Noble sits quietly sideways on my lap. I am on the couch at my parents house. All of my siblings and their families are in the house. Some are watching the World Cup. Some are making dinner. Some are playing downstairs. We are all in the house in which we grew up. It may be our last time there together as my parents prepare to sell their home of 33 years.
It is a busy place full of family and joy. Yet, in my mind I am removed for a moment. I am savoring this snuggle with Noble. It is so rare that he will sit quietly snuggling me. And this snuggle is acutely sweet. I have just returned from cousin's camp with all the 5 year old and up cousins at our cabin. I left Noble for 3 days with his Aunts Rachel and Elizabeth and Uncles Stephen and Morgan down in California while I went to be an advisor for my mom at cousin's camp.
It was difficult to leave him. I knew I would miss him. I felt the double missing of my two babies while we were apart. The sting of the short term missing enhanced the long term ache of the life long missing. I wasn't worried about my babies. I knew they were both in good hands. I just missed them.
I got great updates on Noble from the Aunts. I wish I could get as clear updates on Camille. Noble played at the beach with his cousins. Here he is on the left with Bowen and Issac.
He was so excited as Uncle Stephen and Aunt Rachel drove up our street. He knew he was coming home at last. Even without word we could see the joy in him bursting out to see his family again. He went from Mom to Dad to Sabrina to Annie to Lauren and back to Mom smiling and laughing with happiness in our reunion.
The moment gave me a glimpse of a day that will one day come when we will be reunited without our little Camille. How full and complete our joy will be to hold her again.
And so I sat savoring my snuggles with the little one who, in my arms at that moment represented both my babies. And I loved him double for both him and Camille.
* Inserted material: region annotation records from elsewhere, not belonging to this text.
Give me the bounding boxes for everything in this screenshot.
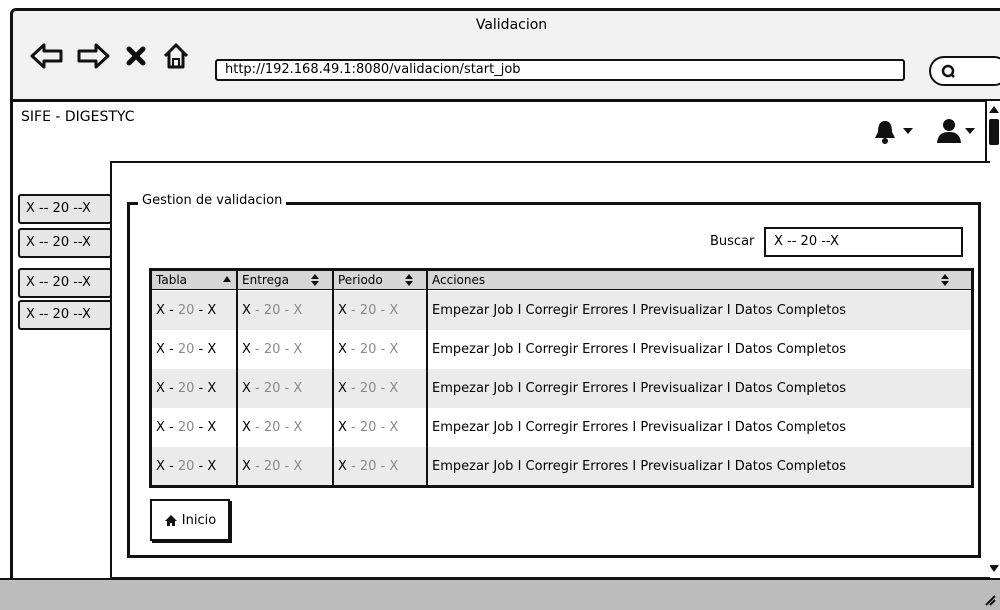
status-bar <box>0 578 1000 610</box>
cell-entrega: X - 20 - X <box>242 342 303 357</box>
cell-acciones[interactable]: Empezar Job I Corregir Errores I Previsu… <box>428 408 846 447</box>
cell-periodo: X - 20 - X <box>338 459 399 474</box>
browser-search-field[interactable] <box>929 56 1000 86</box>
column-header-label: Periodo <box>338 273 383 287</box>
column-header-label: Acciones <box>432 273 486 287</box>
sidebar-item[interactable]: X -- 20 --X <box>18 268 112 298</box>
sidebar-item[interactable]: X -- 20 --X <box>18 194 112 224</box>
back-arrow-icon[interactable] <box>27 41 67 71</box>
home-button-label: Inicio <box>181 512 217 528</box>
table-row: X - 20 - X X - 20 - X X - 20 - X Empezar… <box>152 369 971 408</box>
column-divider <box>332 271 334 485</box>
column-header-entrega[interactable]: Entrega <box>238 271 332 290</box>
cell-periodo: X - 20 - X <box>338 420 399 435</box>
bell-icon[interactable] <box>873 119 919 149</box>
scroll-up-arrow-icon[interactable] <box>988 103 1000 115</box>
search-label: Buscar <box>710 234 755 249</box>
cell-tabla: X - 20 - X <box>156 420 217 435</box>
user-icon[interactable] <box>937 117 979 151</box>
column-header-periodo[interactable]: Periodo <box>334 271 426 290</box>
cell-periodo: X - 20 - X <box>338 342 399 357</box>
column-header-label: Entrega <box>242 273 289 287</box>
cell-acciones[interactable]: Empezar Job I Corregir Errores I Previsu… <box>428 369 846 408</box>
validation-fieldset: Gestion de validacion Buscar X -- 20 --X… <box>127 193 981 558</box>
fieldset-legend: Gestion de validacion <box>138 193 287 208</box>
sort-icon[interactable] <box>404 274 414 286</box>
home-icon[interactable] <box>159 41 193 71</box>
table-row: X - 20 - X X - 20 - X X - 20 - X Empezar… <box>152 447 971 485</box>
column-header-acciones[interactable]: Acciones <box>428 271 971 290</box>
cell-acciones[interactable]: Empezar Job I Corregir Errores I Previsu… <box>428 330 846 369</box>
resize-grip-icon[interactable] <box>982 592 996 606</box>
cell-tabla: X - 20 - X <box>156 342 217 357</box>
column-divider <box>236 271 238 485</box>
table-row: X - 20 - X X - 20 - X X - 20 - X Empezar… <box>152 291 971 330</box>
cell-periodo: X - 20 - X <box>338 303 399 318</box>
cell-tabla: X - 20 - X <box>156 303 217 318</box>
table-row: X - 20 - X X - 20 - X X - 20 - X Empezar… <box>152 408 971 447</box>
search-input[interactable]: X -- 20 --X <box>764 227 963 257</box>
cell-entrega: X - 20 - X <box>242 381 303 396</box>
validation-table: Tabla Entrega Periodo Acciones X - 20 - <box>149 268 974 488</box>
home-button[interactable]: Inicio <box>150 499 230 541</box>
cell-periodo: X - 20 - X <box>338 381 399 396</box>
column-header-label: Tabla <box>156 273 188 287</box>
stop-icon[interactable] <box>123 41 149 71</box>
cell-acciones[interactable]: Empezar Job I Corregir Errores I Previsu… <box>428 291 846 330</box>
sort-ascending-icon[interactable] <box>222 274 232 284</box>
browser-chrome: Validacion http://192.168.49.1:8080/vali… <box>10 8 1000 102</box>
cell-entrega: X - 20 - X <box>242 420 303 435</box>
cell-acciones[interactable]: Empezar Job I Corregir Errores I Previsu… <box>428 447 846 485</box>
sidebar-item[interactable]: X -- 20 --X <box>18 300 112 330</box>
content-panel: Gestion de validacion Buscar X -- 20 --X… <box>110 161 990 579</box>
scroll-thumb[interactable] <box>989 119 999 145</box>
cell-entrega: X - 20 - X <box>242 459 303 474</box>
url-input[interactable]: http://192.168.49.1:8080/validacion/star… <box>215 59 905 81</box>
cell-entrega: X - 20 - X <box>242 303 303 318</box>
table-header: Tabla Entrega Periodo Acciones <box>152 271 971 290</box>
column-divider <box>426 271 428 485</box>
sidebar-item[interactable]: X -- 20 --X <box>18 228 112 258</box>
app-title: SIFE - DIGESTYC <box>21 109 135 125</box>
table-row: X - 20 - X X - 20 - X X - 20 - X Empezar… <box>152 330 971 369</box>
cell-tabla: X - 20 - X <box>156 381 217 396</box>
home-icon <box>164 514 177 526</box>
sort-icon[interactable] <box>940 274 950 286</box>
window-title: Validacion <box>475 17 548 33</box>
cell-tabla: X - 20 - X <box>156 459 217 474</box>
forward-arrow-icon[interactable] <box>73 41 113 71</box>
search-icon <box>941 64 955 78</box>
column-header-tabla[interactable]: Tabla <box>152 271 236 290</box>
sort-icon[interactable] <box>310 274 320 286</box>
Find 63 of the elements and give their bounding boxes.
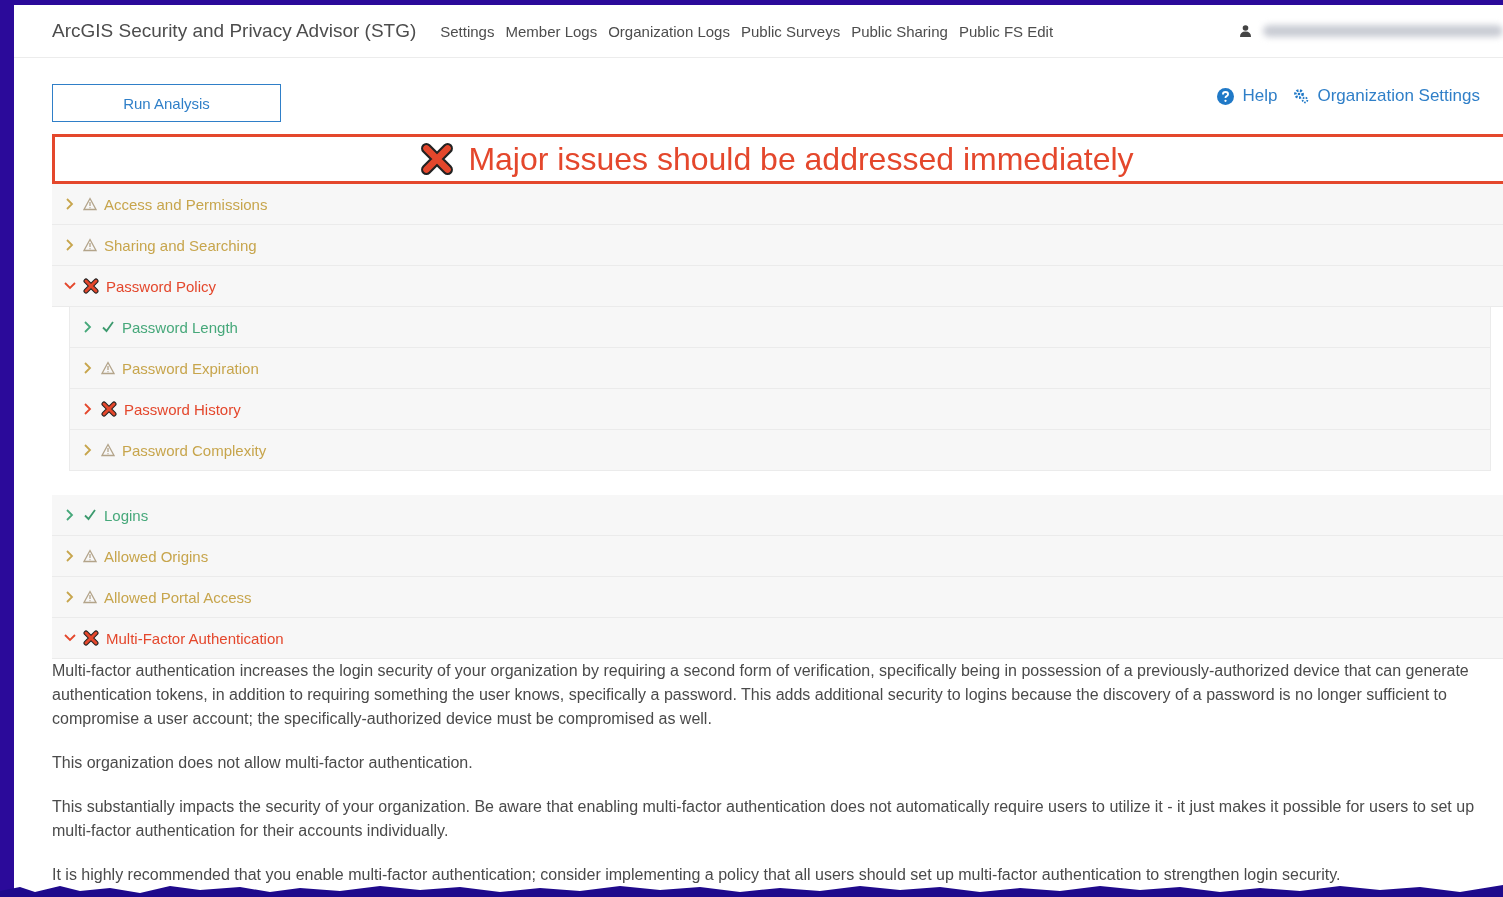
section-row[interactable]: Password Expiration [70, 348, 1491, 389]
app-title: ArcGIS Security and Privacy Advisor (STG) [52, 20, 417, 42]
chevron-right-icon[interactable] [66, 198, 74, 210]
cross-icon [83, 630, 99, 646]
help-link[interactable]: Help [1217, 86, 1278, 106]
warning-icon [83, 590, 97, 604]
help-icon [1217, 87, 1235, 105]
chevron-right-icon[interactable] [84, 403, 92, 415]
banner-message: Major issues should be addressed immediately [468, 140, 1134, 178]
chevron-right-icon[interactable] [66, 591, 74, 603]
nav-link[interactable]: Organization Logs [608, 22, 730, 40]
organization-settings-link[interactable]: Organization Settings [1293, 86, 1480, 106]
section-row[interactable]: Password Complexity [70, 430, 1491, 471]
section-row[interactable]: Password Length [70, 307, 1491, 348]
section-row[interactable]: Password Policy [52, 266, 1503, 307]
nav-link[interactable]: Public FS Edit [958, 22, 1054, 40]
chevron-right-icon[interactable] [66, 550, 74, 562]
section-title: Logins [104, 506, 149, 524]
section-title: Sharing and Searching [104, 236, 257, 254]
warning-icon [101, 443, 115, 457]
gears-icon [1293, 88, 1310, 104]
section-row[interactable]: Logins [52, 495, 1503, 536]
section-title: Password Policy [106, 277, 217, 295]
warning-icon [83, 549, 97, 563]
description-paragraph: This organization does not allow multi-factor authentication. [52, 753, 474, 773]
section-title: Password History [124, 400, 241, 418]
description-paragraph: It is highly recommended that you enable multi-factor authentication; consider implementing a policy that all users should set up multi-factor authentication to strengthen login security. [52, 865, 1342, 885]
section-row[interactable]: Allowed Portal Access [52, 577, 1503, 618]
section-row[interactable]: Allowed Origins [52, 536, 1503, 577]
chevron-down-icon[interactable] [64, 282, 76, 290]
chevron-down-icon[interactable] [64, 634, 76, 642]
section-title: Allowed Portal Access [104, 588, 252, 606]
chevron-right-icon[interactable] [66, 239, 74, 251]
warning-icon [101, 361, 115, 375]
cross-icon [420, 142, 455, 176]
chevron-right-icon[interactable] [84, 362, 92, 374]
section-title: Access and Permissions [104, 195, 268, 213]
section-title: Password Expiration [122, 359, 259, 377]
cross-icon [83, 278, 99, 294]
chevron-right-icon[interactable] [66, 509, 74, 521]
chevron-right-icon[interactable] [84, 321, 92, 333]
section-row[interactable]: Access and Permissions [52, 184, 1503, 225]
nav-link[interactable]: Settings [440, 22, 495, 40]
section-title: Password Length [122, 318, 238, 336]
warning-icon [83, 238, 97, 252]
description-paragraph: This substantially impacts the security of your organization. Be aware that enabling multi-factor authentication does not automatically require users to utilize it - it just makes it possible for users to set up multi-factor authentication for their accounts individually. [52, 797, 1476, 841]
nav-link[interactable]: Public Sharing [851, 22, 948, 40]
section-title: Allowed Origins [104, 547, 209, 565]
nav-link[interactable]: Member Logs [505, 22, 598, 40]
run-analysis-button[interactable]: Run Analysis [52, 84, 281, 122]
section-row[interactable]: Password History [70, 389, 1491, 430]
section-title: Password Complexity [122, 441, 267, 459]
section-row[interactable]: Multi-Factor Authentication [52, 618, 1503, 659]
user-icon[interactable] [1240, 25, 1251, 37]
cross-icon [101, 401, 117, 417]
description-paragraph: Multi-factor authentication increases the login security of your organization by requiring a second form of verification, specifically being in possession of a previously-authorized device that can generate authentication tokens, in addition to requiring something the user knows, specifically a password. This adds additional security to logins because the discovery of a password is no longer sufficient to compromise a user account; the specifically-authorized device must be compromised as well. [52, 661, 1470, 729]
section-title: Multi-Factor Authentication [106, 629, 284, 647]
check-icon [101, 320, 115, 334]
warning-icon [83, 197, 97, 211]
chevron-right-icon[interactable] [84, 444, 92, 456]
nav-link[interactable]: Public Surveys [740, 22, 841, 40]
section-row[interactable]: Sharing and Searching [52, 225, 1503, 266]
check-icon [83, 508, 97, 522]
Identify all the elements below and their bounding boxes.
I am starting to see that this new phase of raising Noble as he grows older than Camille ever did will be one sweet day after another. I am appreciating each new ability more than I ever have with any other child. I can taste the salt in every sweet milestone and it heightens my joy.
Now my family has all left to go to the cabin together. My kids are back to school today. And I am nursing my sorrowful heart at the separation.